I am not different, I am ordinary. My son Dermot is an ordinary boy. There are a lot of children like Dermot. Our family's situation is not special or remarkable. I know that now. 

At ten thirty this morning I didn't feel that way at all. I was full of apprehension because of our second unpredictable social situation this weekend.  First was the neighborhood block party. I get all tensed up, make sure my boys look presentable and bring an extra special dessert.

The party was great. We met several new neighbors, chatted with familiar ones and watched our boys enjoy the deejay and dance their little behinds off. Worried for nothing!

One down, one to go I told myself as we were walking home Saturday evening. 

The other would be on Sunday morning. A graduation open house for a friend of the family. We would know only the family and ALL the others would be watching us and staring at Dermot, I told myself. 

We set out a bit late. I made sure the boys were dressed appropriately and armed myself with my biggest "I'm ok" smile. After a forty five minute drive out to a country suburb, complete with farmland and horse ranches we arrived. Overwhelmed by the amount of cars parked up and down the dirt road I started to freak out a bit. The only thing worse that a few people staring at Dermot, was a ton of people staring at him. With no obvious place to park, Joe dropped the ramp and I rolled Dermot out and brought the other boys with me to join the party. I immediately saw our host and his daughter, the graduate. To my surprise she remembered me, seeing us almost ten years prior. We chatted with her and her father until Joe arrived. 

As we sat eating our delicious meal, we chatted with a grown woman with Down syndrome, an older gentleman who was blind and a few other women. Dermot was almost immediately greeted by a teenage girl with Down syndrome and wanted to know all about him. As I sat and observed my surroundings, my anxiety vanished.

Then they walked up the driveway. Two young girls, probably late teens, early twenties. I took a double take. I'd never before seen girls such as these two. They walked together, sisters. Same hair style, same facial features. They shared something remarkable and quite stunning. They shared their legs, they shared their arms. Two heads, two torsos, but only two legs and two arms. Huh. 

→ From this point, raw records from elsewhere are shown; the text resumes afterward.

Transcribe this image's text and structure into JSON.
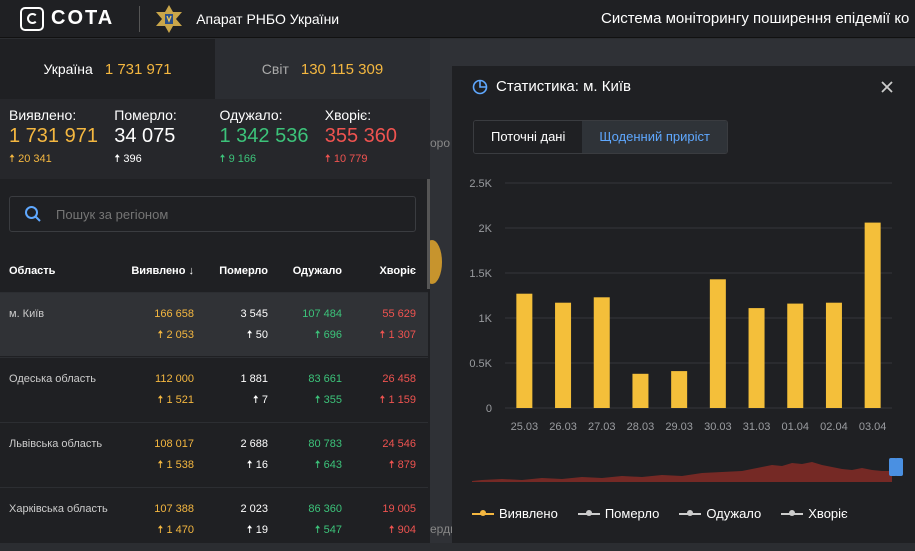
{
  "header": {
    "logo_text": "COTA",
    "org": "Апарат РНБО України",
    "system_title": "Система моніторингу поширення епідемії ко"
  },
  "tabs": [
    {
      "label": "Україна",
      "value": "1 731 971"
    },
    {
      "label": "Світ",
      "value": "130 115 309"
    }
  ],
  "summary": {
    "detected": {
      "label": "Виявлено:",
      "value": "1 731 971",
      "delta": "20 341"
    },
    "died": {
      "label": "Померло:",
      "value": "34 075",
      "delta": "396"
    },
    "recovered": {
      "label": "Одужало:",
      "value": "1 342 536",
      "delta": "9 166"
    },
    "sick": {
      "label": "Хворіє:",
      "value": "355 360",
      "delta": "10 779"
    }
  },
  "search": {
    "placeholder": "Пошук за регіоном"
  },
  "table": {
    "headers": {
      "region": "Область",
      "detected": "Виявлено",
      "died": "Померло",
      "recovered": "Одужало",
      "sick": "Хворіє"
    },
    "rows": [
      {
        "name": "м. Київ",
        "detected": "166 658",
        "detected_d": "2 053",
        "died": "3 545",
        "died_d": "50",
        "recovered": "107 484",
        "recovered_d": "696",
        "sick": "55 629",
        "sick_d": "1 307"
      },
      {
        "name": "Одеська область",
        "detected": "112 000",
        "detected_d": "1 521",
        "died": "1 881",
        "died_d": "7",
        "recovered": "83 661",
        "recovered_d": "355",
        "sick": "26 458",
        "sick_d": "1 159"
      },
      {
        "name": "Львівська область",
        "detected": "108 017",
        "detected_d": "1 538",
        "died": "2 688",
        "died_d": "16",
        "recovered": "80 783",
        "recovered_d": "643",
        "sick": "24 546",
        "sick_d": "879"
      },
      {
        "name": "Харківська область",
        "detected": "107 388",
        "detected_d": "1 470",
        "died": "2 023",
        "died_d": "19",
        "recovered": "86 360",
        "recovered_d": "547",
        "sick": "19 005",
        "sick_d": "904"
      }
    ]
  },
  "map": {
    "label_1": "оро",
    "label_2": "ерди"
  },
  "panel": {
    "title": "Статистика: м. Київ",
    "segments": {
      "current": "Поточні дані",
      "daily": "Щоденний приріст"
    },
    "legend": [
      "Виявлено",
      "Померло",
      "Одужало",
      "Хворіє"
    ]
  },
  "colors": {
    "accent": "#f4b740",
    "green": "#3cc37a",
    "red": "#ef5350",
    "blue": "#5fa8ff"
  },
  "chart_data": {
    "type": "bar",
    "title": "Статистика: м. Київ",
    "categories": [
      "25.03",
      "26.03",
      "27.03",
      "28.03",
      "29.03",
      "30.03",
      "31.03",
      "01.04",
      "02.04",
      "03.04"
    ],
    "series": [
      {
        "name": "Виявлено",
        "values": [
          1270,
          1170,
          1230,
          380,
          410,
          1430,
          1110,
          1160,
          1170,
          2060
        ]
      }
    ],
    "yticks": [
      "0",
      "0.5K",
      "1K",
      "1.5K",
      "2K",
      "2.5K"
    ],
    "ylim": [
      0,
      2500
    ],
    "xlabel": "",
    "ylabel": ""
  }
}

Friends greeted them, they fixed plates of food for themselves and they sat and ate. 

I glanced at them periodically being very careful not to stare. I knew then that my family's situation was ordinary compared to these girls. I imagined what they have experienced in their lifetimes and what they go thru on a daily basis put any right I had of feeling different and special to rest. 

I was glad to feel ordinary and glad to be in the presence of two extraordinary girls. I wish them well.

1 comment:

Cindy Bennett said...

Only God helps you out in that way. Sometimes I just have to get out of God's way. I completely understand the fears you had before entering into both of those social situations. When Jennie was young I frequently felt the same way. In many ways, you will never be alone!!